By way of example, let's take a look at two common areas of misconception: cost and transparency. I'll offer a scenario, talk about the likely misconceptions, and offer ideas on how to turn the conversation toward IT Value.

Example 1: IT Costs


Your IT costs are allocated back to a business unit, showing up on a P&L as single lump sum.


  • IT is seen as expensive, uncontrollable, and adding little value.
  • IT is a tax on the business.
  • The message you should receive

    Business leaders don't know what specific value you bring, they don't understand their consumption of your services, and they often see marketing from external companies with little on this front from you.


  • Dig into the details of what is truly represented in this allocation. Do you understand it, does it make sense to you? Take financial accountability of your costs and how they are reflected to the business units.
  • Reaffirm and validate the rules that govern allocation. Are they arbitrary or based on data?
  • Consider grouping the allocations into more specific categories from the services you provide (servers, storage, customer support, etc…) versus a single number.
  • Provide operational and consumption based metrics in addition to the financials.
  • Sit down with each product GM and have them describe their business to you and how they think IT supports their cause.
  • Arm yourself with the risks, road map, and upside of the business meeting their goals.
  • Use all of this data to establish monthly business problem solving sessions where IT is a partner and part of the culture.
  • Example 2: Lack of Transparency


    IT is late to learn of new product and service offerings. Much IT work feels reactionary versus planned. Little to no strategic planning is done with the IT department.

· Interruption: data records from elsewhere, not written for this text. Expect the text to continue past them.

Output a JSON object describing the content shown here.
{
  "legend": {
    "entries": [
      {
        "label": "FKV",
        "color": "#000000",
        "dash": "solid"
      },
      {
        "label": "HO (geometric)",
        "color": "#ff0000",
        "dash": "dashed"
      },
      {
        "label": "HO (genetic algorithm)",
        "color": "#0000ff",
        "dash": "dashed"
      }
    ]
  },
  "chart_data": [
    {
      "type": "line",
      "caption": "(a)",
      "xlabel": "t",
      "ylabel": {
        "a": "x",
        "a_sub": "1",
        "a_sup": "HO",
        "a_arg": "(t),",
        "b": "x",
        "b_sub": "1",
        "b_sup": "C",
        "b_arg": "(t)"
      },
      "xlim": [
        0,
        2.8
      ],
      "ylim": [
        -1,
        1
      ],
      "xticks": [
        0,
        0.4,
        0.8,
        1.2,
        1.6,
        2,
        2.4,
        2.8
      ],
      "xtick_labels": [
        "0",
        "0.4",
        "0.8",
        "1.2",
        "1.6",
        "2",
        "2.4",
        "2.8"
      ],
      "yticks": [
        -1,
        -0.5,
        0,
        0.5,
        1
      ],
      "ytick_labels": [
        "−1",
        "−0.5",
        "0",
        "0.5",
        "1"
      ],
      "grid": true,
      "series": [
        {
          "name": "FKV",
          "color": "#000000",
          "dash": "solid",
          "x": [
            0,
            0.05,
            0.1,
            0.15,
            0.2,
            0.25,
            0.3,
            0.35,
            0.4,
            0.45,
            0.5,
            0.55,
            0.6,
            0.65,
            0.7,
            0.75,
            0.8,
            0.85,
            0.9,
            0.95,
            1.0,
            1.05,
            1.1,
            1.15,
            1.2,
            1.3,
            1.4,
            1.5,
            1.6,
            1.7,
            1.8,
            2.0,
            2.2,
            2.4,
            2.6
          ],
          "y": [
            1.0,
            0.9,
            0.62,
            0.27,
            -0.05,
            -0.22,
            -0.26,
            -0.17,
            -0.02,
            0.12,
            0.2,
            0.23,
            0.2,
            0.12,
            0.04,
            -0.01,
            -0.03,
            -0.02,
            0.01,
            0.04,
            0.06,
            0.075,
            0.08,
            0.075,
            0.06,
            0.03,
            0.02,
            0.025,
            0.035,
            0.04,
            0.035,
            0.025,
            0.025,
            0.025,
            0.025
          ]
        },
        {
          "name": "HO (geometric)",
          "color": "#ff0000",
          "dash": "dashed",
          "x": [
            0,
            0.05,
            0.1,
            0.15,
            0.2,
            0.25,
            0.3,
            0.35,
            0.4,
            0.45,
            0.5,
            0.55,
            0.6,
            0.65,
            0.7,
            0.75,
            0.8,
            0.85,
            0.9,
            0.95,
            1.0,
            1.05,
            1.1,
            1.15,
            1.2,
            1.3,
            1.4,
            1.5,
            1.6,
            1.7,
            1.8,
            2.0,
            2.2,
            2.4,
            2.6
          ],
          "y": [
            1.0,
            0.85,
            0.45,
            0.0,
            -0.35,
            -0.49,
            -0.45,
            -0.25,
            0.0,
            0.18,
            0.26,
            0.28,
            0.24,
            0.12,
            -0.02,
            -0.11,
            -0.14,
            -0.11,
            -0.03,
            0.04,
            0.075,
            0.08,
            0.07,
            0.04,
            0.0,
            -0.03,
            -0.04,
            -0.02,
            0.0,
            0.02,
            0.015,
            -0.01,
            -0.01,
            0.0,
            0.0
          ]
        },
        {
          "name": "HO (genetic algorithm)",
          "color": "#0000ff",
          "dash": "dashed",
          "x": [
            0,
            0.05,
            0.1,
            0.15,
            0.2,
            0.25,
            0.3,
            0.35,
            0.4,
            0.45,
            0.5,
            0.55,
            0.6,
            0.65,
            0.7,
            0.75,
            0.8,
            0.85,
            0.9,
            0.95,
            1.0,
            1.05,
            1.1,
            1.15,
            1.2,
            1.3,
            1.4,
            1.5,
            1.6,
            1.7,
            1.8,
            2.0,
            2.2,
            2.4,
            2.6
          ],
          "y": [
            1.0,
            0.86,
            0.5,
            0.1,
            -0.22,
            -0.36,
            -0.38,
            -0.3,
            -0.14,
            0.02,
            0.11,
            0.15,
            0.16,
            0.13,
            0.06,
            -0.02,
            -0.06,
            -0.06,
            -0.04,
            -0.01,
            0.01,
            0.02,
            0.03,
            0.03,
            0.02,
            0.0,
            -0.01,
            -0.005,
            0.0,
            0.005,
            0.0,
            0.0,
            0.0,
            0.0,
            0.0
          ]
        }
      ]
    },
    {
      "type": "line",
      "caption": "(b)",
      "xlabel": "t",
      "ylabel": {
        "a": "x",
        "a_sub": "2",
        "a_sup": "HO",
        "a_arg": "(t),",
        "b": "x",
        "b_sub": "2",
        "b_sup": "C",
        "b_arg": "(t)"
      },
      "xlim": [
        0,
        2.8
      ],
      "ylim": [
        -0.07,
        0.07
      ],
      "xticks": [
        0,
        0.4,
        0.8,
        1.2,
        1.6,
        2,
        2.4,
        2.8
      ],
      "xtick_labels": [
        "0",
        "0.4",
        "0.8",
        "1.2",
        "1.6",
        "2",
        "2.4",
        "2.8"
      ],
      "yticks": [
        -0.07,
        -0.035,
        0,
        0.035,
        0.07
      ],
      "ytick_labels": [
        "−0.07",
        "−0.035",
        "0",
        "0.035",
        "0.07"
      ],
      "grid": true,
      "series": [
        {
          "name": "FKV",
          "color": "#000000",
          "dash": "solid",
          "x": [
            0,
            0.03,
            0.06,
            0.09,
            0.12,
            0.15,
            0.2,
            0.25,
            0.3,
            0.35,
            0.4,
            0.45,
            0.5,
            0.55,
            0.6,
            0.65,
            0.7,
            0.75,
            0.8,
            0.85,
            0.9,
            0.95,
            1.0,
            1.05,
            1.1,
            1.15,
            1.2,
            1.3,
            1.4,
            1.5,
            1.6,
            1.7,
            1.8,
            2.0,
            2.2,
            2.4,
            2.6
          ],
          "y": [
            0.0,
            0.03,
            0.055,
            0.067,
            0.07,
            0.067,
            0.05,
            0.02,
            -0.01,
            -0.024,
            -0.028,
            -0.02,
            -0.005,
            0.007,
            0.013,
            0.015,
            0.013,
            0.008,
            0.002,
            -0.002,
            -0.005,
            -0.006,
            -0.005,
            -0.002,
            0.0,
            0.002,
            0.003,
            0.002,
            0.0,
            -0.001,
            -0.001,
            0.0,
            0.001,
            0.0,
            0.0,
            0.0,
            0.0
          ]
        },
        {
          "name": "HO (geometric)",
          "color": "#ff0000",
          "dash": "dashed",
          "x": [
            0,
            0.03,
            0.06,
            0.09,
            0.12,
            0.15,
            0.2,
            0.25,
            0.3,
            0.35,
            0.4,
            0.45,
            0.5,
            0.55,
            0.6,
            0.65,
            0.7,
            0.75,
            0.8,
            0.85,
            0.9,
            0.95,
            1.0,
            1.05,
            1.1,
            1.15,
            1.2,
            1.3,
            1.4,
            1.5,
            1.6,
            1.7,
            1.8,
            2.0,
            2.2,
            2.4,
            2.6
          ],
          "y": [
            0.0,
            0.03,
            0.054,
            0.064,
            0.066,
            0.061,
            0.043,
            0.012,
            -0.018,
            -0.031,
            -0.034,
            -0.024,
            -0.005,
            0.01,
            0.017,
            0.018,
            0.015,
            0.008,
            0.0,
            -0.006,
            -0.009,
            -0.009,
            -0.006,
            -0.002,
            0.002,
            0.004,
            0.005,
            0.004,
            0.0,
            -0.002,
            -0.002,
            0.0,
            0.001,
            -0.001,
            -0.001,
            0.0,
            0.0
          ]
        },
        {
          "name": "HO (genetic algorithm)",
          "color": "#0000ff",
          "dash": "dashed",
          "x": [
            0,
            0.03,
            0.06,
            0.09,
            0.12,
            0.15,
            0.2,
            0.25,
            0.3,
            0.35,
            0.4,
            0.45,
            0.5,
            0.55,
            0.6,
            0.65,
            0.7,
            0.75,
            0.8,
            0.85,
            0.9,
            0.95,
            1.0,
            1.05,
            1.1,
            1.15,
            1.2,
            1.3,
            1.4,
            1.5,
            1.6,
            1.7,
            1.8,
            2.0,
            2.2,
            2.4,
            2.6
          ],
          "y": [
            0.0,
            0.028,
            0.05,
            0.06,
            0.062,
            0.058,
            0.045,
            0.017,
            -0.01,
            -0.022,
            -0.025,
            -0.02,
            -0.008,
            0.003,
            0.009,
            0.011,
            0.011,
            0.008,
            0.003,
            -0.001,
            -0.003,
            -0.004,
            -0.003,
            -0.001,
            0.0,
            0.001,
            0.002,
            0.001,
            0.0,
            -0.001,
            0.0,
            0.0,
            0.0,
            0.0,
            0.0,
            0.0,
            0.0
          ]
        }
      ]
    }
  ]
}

  • IT is a supplier, providing only tactical services. IT is a black box, you hear language similar to "what do they even do all day long?"
  • IT is a bottleneck, not flexible enough, and slowing my business down.
  • The message you should receive

  • Business leaders see you as ticket takers, waiting for direction from them. They see you as a vendor, not a partner. Vendors are there to brow beat, partners play on the same team.
  • Business leaders don't understand the technical risks of their decisions.
  • Solution

  • Define a service catalog, market the value you bring. Rinse and repeat the marketing.
  • Talk about risk prevention and the insurance policy of an on-call team, Network Operations Center, or penetration testing of your services.
  • While supplying compute, storage, and network is essential, turn the dialog to the higher order services you do as part of solving a business problem. Don't lead with hardware configuration and speeds and feeds.
  • Likely flexibility comments are really about not having visibility into the workload of the IT department. Determine how to make this visible, catalog all tickets in a queue, categorize them, ask for help setting priorities with your peer business leads. Oh, and market that you have this visible display, often.
  • Create a forum (newsletter, blog post, lunch and learn sessions) to talk about the big things you are doing that will improve efficiencies, limit risk, save money, and enable better products and services.
  • Remember, IT is a strategic weapon and creates value for the company.

    These tactics are examples of the types of actions you should have in your IT road map to create positive perceptions of your organization. You want to turn emotion led decisions into data-driven decisions. The next time you hear feedback from your peers in the company, try to empathize and figure out why they feel that way. Only one of two outcomes is possible:

    1. They've got it right and you have work to do to address the feedback,
    2. They've got it wrong, and you have work to do to address the misconception.

    Ignoring the feedback will further strengthen the observations and lead to more heavily entrenched feelings toward IT, more pressure on IT budgets, and over time erode the support you need to be transformational.